This is the second in a series of blog posts discussing key features of Connecticut’s new release-based cleanup regulations (the “RBCRs”), R.C.S.A. § 22a-134tt-1 et seq.
Under the new RBCRs, the obligation to characterize and, if needed, remediate pre-existing contamination begins with the “discovery” of that contamination by a person who created or is maintaining the contamination (e.g., the owner of the property on which the release is located). This blog post, and the companion Release Report episode, discusses what it means to “discover” existing contamination under the RBCRs.

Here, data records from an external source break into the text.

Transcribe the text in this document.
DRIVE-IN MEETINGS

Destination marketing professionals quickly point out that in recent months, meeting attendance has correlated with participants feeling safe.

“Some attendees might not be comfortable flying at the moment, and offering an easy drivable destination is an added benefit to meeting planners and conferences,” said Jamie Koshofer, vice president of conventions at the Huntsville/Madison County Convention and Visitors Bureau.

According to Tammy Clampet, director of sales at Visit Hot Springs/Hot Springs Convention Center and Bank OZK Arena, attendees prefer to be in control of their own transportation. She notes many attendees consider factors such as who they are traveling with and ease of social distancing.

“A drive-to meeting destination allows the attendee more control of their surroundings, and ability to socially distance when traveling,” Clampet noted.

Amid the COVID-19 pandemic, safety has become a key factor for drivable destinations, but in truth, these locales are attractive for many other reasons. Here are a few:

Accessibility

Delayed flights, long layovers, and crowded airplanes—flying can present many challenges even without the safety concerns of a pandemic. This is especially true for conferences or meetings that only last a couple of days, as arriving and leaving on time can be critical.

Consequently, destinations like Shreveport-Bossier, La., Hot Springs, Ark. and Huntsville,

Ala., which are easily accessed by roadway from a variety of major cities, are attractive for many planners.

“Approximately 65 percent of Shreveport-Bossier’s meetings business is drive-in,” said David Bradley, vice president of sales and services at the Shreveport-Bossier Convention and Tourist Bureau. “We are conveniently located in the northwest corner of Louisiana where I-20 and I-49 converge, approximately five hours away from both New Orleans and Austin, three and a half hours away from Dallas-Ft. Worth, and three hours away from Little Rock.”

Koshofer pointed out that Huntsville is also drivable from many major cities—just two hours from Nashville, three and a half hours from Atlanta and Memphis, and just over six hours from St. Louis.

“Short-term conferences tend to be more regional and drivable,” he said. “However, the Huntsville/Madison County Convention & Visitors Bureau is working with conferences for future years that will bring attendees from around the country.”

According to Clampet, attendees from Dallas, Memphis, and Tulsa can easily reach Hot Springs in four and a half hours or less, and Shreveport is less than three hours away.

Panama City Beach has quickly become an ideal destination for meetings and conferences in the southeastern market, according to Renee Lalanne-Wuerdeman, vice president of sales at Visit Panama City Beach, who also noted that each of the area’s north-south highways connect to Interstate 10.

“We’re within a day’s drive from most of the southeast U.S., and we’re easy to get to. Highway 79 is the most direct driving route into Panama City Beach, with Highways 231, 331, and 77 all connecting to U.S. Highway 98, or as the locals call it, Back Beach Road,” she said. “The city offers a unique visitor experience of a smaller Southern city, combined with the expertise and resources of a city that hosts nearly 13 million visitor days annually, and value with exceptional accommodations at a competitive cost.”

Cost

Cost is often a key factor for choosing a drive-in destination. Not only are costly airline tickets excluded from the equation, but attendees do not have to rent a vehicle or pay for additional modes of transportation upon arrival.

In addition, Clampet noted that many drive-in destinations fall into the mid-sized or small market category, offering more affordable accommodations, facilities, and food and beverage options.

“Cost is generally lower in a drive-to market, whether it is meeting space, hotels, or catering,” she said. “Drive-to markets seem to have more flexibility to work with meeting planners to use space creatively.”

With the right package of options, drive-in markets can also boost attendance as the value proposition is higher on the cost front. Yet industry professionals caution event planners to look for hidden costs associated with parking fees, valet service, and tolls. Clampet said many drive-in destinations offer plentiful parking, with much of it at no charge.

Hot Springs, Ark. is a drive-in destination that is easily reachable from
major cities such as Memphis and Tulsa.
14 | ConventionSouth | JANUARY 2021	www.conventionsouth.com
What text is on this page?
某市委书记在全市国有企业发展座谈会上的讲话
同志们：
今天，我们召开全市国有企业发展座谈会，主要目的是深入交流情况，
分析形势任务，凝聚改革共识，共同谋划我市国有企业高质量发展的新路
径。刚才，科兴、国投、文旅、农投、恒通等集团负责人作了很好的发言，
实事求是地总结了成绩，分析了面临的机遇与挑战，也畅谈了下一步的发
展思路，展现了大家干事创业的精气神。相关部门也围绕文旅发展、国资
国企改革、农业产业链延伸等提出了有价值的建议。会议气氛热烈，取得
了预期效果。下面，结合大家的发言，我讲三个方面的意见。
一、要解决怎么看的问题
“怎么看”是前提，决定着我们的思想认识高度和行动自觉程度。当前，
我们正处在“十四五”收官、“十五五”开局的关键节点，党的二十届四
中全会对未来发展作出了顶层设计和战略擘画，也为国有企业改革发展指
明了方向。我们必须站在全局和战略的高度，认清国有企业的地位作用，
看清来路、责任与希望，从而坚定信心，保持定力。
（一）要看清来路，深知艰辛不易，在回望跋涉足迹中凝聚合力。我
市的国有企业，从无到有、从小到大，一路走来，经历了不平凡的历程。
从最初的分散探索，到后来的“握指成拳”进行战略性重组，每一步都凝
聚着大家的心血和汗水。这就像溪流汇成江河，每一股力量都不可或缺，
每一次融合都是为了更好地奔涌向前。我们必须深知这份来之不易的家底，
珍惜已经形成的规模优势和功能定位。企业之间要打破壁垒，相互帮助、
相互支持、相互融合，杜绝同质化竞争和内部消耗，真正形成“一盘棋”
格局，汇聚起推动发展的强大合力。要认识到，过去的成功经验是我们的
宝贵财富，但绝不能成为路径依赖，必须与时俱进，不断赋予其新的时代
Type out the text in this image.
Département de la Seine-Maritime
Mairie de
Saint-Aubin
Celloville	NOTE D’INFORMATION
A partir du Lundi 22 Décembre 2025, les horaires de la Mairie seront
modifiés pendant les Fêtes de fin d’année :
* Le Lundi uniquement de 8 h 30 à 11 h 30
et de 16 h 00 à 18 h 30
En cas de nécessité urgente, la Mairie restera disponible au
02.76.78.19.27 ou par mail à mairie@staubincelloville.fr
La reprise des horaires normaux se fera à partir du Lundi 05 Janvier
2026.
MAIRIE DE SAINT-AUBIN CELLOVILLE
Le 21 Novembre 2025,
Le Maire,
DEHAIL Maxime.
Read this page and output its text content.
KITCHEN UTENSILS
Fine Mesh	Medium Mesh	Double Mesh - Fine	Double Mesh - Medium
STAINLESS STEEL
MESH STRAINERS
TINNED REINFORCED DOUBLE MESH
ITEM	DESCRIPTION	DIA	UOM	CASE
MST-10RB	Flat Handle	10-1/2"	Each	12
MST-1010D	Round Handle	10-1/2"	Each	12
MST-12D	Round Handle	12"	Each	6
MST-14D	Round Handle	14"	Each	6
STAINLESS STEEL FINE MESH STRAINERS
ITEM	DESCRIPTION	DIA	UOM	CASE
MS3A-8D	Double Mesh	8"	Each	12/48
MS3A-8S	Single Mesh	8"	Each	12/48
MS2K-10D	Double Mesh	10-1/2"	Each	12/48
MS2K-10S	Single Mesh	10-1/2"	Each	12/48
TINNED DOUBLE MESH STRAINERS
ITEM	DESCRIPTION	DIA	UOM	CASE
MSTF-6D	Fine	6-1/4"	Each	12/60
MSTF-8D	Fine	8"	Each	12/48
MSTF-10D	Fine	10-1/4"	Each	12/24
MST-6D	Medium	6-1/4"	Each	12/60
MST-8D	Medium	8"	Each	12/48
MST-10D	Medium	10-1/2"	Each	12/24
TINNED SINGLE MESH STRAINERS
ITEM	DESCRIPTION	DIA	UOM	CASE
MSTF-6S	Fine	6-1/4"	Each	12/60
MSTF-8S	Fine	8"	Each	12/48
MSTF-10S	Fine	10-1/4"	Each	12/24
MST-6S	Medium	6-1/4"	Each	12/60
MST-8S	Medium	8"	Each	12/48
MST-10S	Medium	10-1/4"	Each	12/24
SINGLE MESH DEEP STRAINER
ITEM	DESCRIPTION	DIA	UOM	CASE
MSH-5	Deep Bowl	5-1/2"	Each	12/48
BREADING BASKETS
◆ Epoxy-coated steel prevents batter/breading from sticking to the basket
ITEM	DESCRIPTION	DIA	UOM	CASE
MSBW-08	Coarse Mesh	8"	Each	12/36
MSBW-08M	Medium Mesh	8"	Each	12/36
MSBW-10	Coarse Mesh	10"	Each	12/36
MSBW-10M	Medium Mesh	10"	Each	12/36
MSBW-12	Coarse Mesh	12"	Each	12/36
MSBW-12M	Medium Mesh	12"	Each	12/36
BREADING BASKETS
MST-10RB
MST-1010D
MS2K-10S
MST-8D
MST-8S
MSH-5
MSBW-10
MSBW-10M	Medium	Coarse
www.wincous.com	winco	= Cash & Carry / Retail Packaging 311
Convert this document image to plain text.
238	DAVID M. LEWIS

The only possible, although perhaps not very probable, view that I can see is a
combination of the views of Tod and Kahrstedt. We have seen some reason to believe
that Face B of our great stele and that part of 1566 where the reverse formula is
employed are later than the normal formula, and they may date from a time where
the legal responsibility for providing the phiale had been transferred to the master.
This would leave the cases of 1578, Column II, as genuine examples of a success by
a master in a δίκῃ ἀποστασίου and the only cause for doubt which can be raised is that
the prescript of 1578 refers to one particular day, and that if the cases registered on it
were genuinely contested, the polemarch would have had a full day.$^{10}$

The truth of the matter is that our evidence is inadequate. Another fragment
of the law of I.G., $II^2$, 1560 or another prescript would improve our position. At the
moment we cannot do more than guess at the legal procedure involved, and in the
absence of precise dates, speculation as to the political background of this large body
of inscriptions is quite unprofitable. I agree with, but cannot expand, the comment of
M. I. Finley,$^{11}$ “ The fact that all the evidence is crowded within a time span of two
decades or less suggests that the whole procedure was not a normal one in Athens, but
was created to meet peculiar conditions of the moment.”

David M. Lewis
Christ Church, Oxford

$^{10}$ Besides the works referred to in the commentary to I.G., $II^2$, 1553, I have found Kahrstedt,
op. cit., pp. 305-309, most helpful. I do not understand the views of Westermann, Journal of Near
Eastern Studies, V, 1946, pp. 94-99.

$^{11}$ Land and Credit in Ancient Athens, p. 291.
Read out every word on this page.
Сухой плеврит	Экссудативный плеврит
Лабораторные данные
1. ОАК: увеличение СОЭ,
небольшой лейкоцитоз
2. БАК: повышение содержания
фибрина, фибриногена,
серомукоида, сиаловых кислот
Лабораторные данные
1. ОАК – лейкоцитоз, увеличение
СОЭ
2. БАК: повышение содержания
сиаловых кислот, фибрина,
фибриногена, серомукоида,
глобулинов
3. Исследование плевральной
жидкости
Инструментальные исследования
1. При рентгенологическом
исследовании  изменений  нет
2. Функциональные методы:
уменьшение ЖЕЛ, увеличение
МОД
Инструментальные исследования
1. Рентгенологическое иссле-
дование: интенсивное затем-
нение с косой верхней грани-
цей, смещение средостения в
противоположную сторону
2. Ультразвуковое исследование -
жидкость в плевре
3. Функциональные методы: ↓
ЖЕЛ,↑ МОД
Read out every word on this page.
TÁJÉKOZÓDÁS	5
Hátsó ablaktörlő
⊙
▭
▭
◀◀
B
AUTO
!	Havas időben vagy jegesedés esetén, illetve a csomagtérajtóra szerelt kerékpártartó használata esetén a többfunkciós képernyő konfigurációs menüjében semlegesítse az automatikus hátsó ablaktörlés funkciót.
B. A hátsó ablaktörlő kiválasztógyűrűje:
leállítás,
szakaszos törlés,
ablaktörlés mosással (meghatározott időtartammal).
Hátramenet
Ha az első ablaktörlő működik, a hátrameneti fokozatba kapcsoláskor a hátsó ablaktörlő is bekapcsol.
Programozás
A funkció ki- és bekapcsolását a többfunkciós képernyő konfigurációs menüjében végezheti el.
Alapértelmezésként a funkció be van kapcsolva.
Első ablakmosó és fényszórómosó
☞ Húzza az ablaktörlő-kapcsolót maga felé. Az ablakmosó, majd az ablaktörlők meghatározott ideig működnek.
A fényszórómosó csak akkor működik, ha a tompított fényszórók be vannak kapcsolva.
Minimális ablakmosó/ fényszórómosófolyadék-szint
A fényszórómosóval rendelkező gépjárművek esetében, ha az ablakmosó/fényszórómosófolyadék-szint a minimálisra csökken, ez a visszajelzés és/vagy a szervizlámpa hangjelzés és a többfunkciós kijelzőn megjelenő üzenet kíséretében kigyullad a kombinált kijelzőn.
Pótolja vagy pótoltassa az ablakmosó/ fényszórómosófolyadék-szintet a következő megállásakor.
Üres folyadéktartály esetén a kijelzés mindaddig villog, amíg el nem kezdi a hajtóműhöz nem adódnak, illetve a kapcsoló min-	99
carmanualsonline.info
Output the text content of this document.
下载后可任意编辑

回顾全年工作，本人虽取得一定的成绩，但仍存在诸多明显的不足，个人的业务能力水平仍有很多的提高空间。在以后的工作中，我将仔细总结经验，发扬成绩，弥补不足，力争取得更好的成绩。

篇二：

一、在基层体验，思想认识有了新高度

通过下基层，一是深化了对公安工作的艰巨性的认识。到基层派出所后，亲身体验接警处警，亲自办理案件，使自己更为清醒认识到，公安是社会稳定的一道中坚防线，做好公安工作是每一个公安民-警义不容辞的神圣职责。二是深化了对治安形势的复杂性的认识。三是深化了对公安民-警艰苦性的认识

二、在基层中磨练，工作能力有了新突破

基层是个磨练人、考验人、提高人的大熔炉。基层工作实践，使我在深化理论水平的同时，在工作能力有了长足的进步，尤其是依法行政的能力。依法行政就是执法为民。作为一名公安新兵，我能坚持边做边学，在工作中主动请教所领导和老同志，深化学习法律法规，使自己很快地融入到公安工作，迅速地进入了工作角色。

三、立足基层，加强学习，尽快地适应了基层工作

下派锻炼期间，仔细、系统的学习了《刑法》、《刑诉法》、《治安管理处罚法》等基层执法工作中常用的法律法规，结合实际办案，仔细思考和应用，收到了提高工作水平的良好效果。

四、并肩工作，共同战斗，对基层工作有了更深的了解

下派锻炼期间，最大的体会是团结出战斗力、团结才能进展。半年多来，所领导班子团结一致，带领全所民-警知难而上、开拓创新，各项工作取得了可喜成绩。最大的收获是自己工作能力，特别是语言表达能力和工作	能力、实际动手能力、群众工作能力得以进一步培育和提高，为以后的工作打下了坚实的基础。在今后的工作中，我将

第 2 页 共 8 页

Under the RBCRs, discovery of a release to the land and waters of the state “occurs when a person who created or is maintaining an existing release has knowledge of such release” subject to some exemptions discussed below. As discussed in our last post, for practical purposes the “maintainer” can be read as the property owner plus tenants that have not discharged their responsibility to notify their landlords. Except for especially serious contamination as discussed below, a release is not “discovered” until the creator or maintainer knows about it. As we will discuss in a future blog post, there is an opportunity for prospective buyers doing pre-purchase due diligence to learn about site conditions without triggering reporting obligations for the current owner.
Discovery
A creator or maintainer of an existing release can discover such release in one of three ways:
Laboratory analysis of soil, groundwater, sediment, or soil vapor that indicates concentrations of such substances above the laboratory reporting limit. Note that this does not require that any remediation standard be exceeded—a release has been discovered if any contamination has been detected, even in minute concentrations. Reporting requirements, including carve-outs for low-level contamination, will be discussed in the next blog post.
Observed presence of non-aqueous phase liquid (e.g., oil visible on the surface of groundwater)
Multiple lines of evidence of a release are discovered in the course of an investigation. The regulations provide that such evidence can include information about the geographical area (e.g., aerial photos depicting a stockpile or lagoon, maps depicting site features, witness accounts of site features or activities); field screening tools; observed staining; odors; indoor air samples indicating the intrusion of soil vapor; and visible asphalt, solid waste, and other non-native materials. While DEEP’s language defining what it means for multiple lines of evidence to be “discovered in the course of an investigation” did not make it into the final version of the regulations, DEEP provided an explanation of its thinking in its response to comments received on a draft of the regulations. Such an investigation can include an environmental Phase I, but it can also include a geotechnical investigation, survey, or any other inspection by several different types of professionals for the purpose of identifying pollution, planning for construction or redevelopment, or disposing or discharging soil, sediment, or groundwater, or complying with any federal, state, or locally issued permit or authorization. DEEP might provide additional guidance on this point as the RBCRs are implemented.
In addition to the above methods for the creator/maintainer of a release to discover such release, there are a few ways that a release could be discovered by someone else. Especially serious contamination like a contaminated drinking water well (known as a “significant existing release” in the RBCRs) can be discovered by anyone (reporting requirements for significant existing releases will be discussed in the next post). In addition, if someone is investigating the source of contamination on their property, and identifies a likely source on a different property, they can provide information on the release to the owner of the suspected source property. The owner of the suspected source property will be presumed to be maintaining a release until they have characterized the suspected source area and confirmed that there is no such release.
Exemptions
The regulations provide that certain types of contamination do not constitute a discovered release subject to the RBCRs. Releases from underground storage tanks subject to Conn. Gen. Stat. 22a-449(d) are not subject to the RBCRs and instead must be addressed through the underground storage tank regulations. Substances that are present because of certain authorized discharges, automobile exhaust and fertilizers and pesticides applied consistent with their labels are not considered discovered releases subject to the RBCRs. Other targeted exemptions (e.g., for recreational fire pits) exist as well.
The statute provides that a release has not been discovered if the “only evidence of such release is data available or generated” before March 1, 2026. While DEEP has not offered any guidance on what it means for the “only evidence” to be such data, it does mean that there is no obligation to review reports buried deep in the filing cabinet and notify DEEP of releases on Day One of the program. Such releases would be discovered, and must be reported, if and when they are re-discovered in the future.